The government’s plan to import rice following the alleged shortage of government-subsidized rice should be free from any political interference and rely on credible data to avoid rice smuggling, Opposition Senator Leila M. de Lima said today.
De Lima issued the statement as the Senate Committee on Agriculture and Food opens this morning its probe into the alleged conflicting views of the National Food Authority (NFA) and Malacañang officials on the alleged rice shortage in the country.
“There is a need to clarify the conflicting positions of the Duterte Administration on this matter, and to ascertain that government action is dictated by sound policy and based on reliable data in order to eliminate irregularities, such as rice smuggling, that accompany replenishment of NFA stocks through government-to-government importation,” she said.
Last Feb. 14, De Lima has earlier filed Senate Resolution No. 629 calling for a Senate investigation into the reported shortage of NFA’s rice buffer stock leading to a concomitant increase in the prices of rice in the country.
She recalled how NFA Spokesperson Rebecca Olarte announced that the NFA’s buffer stock was down to two days’ worth – or roughly 64,000 metric tons at the end of January, its lowest level in ten years, on Feb. 6.
Malacañang, on the other hand, refuted reports that there exists a rice shortage in the country as Secretary to the Cabinet Leoncio Evasco Jr. claimed that as much as 325,000 metric tons of the staple are being delivered to the country until the end of the month under the Minimum Access Volume (MAV) scheme.
De Lima expressed concern over a news report that the rice importation policy of the current administration is embroiled in politics. She noted that NFA Council Chairman Secretary Evasco Jr. is inclined to let the private sector do the importation. Disturbingly, she added that the same report revealed that Special Assistant to the President Secretary Christopher “Bong” Go is favoring the government-to-government importation scheme.

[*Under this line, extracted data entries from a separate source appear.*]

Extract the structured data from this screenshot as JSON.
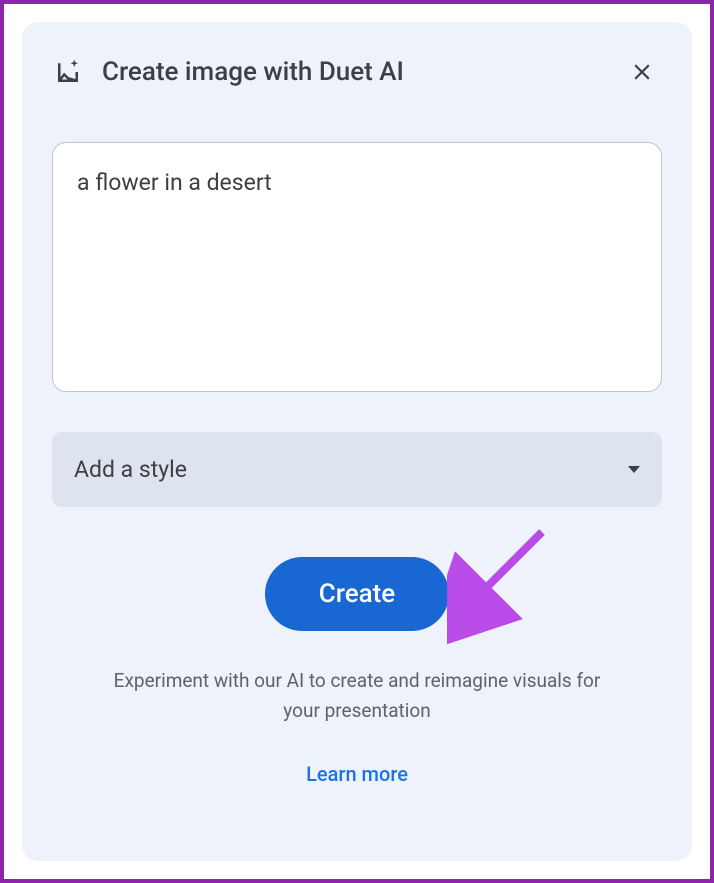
{
  "header": {
    "title": "Create image with Duet AI"
  },
  "prompt": {
    "value": "a flower in a desert"
  },
  "dropdown": {
    "label": "Add a style"
  },
  "actions": {
    "create_label": "Create"
  },
  "footer": {
    "info_text": "Experiment with our AI to create and reimagine visuals for your presentation",
    "learn_more_label": "Learn more"
  }
}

The Senator from Bicol explained that it is the government’s obligation to ensure availability and affordability of rice to its citizens, especially since about 10 million Filipinos depend on the NFA for their rice supply.
“It is the avowed policy of the State to promote food security, including sufficiency in our staple food, by providing adequate support to optimized production to meet local consumption and stabilize its price in our markets,” she said.
In her resolution, De Lima noted that while Executive Order No. 1028 (s. 1985) vested in the NFA the mandate to implement the state policy on food security, Executive Order No. 1 (s. 2016) transferred the supervisory authority over the NFA to the Office of the Cabinet Secretary.
As a result of the alleged dwindling inventory on rice, the NFA stopped supplying rice to its accredited retailers, thus leading to an increase in commercial rice prices of about two pesos per kilo, according to the Grains Retailers’ Confederation of the Philippines Inc. (GRECON).
“This will be a burden to Filipino citizens, especially the poor,” she said.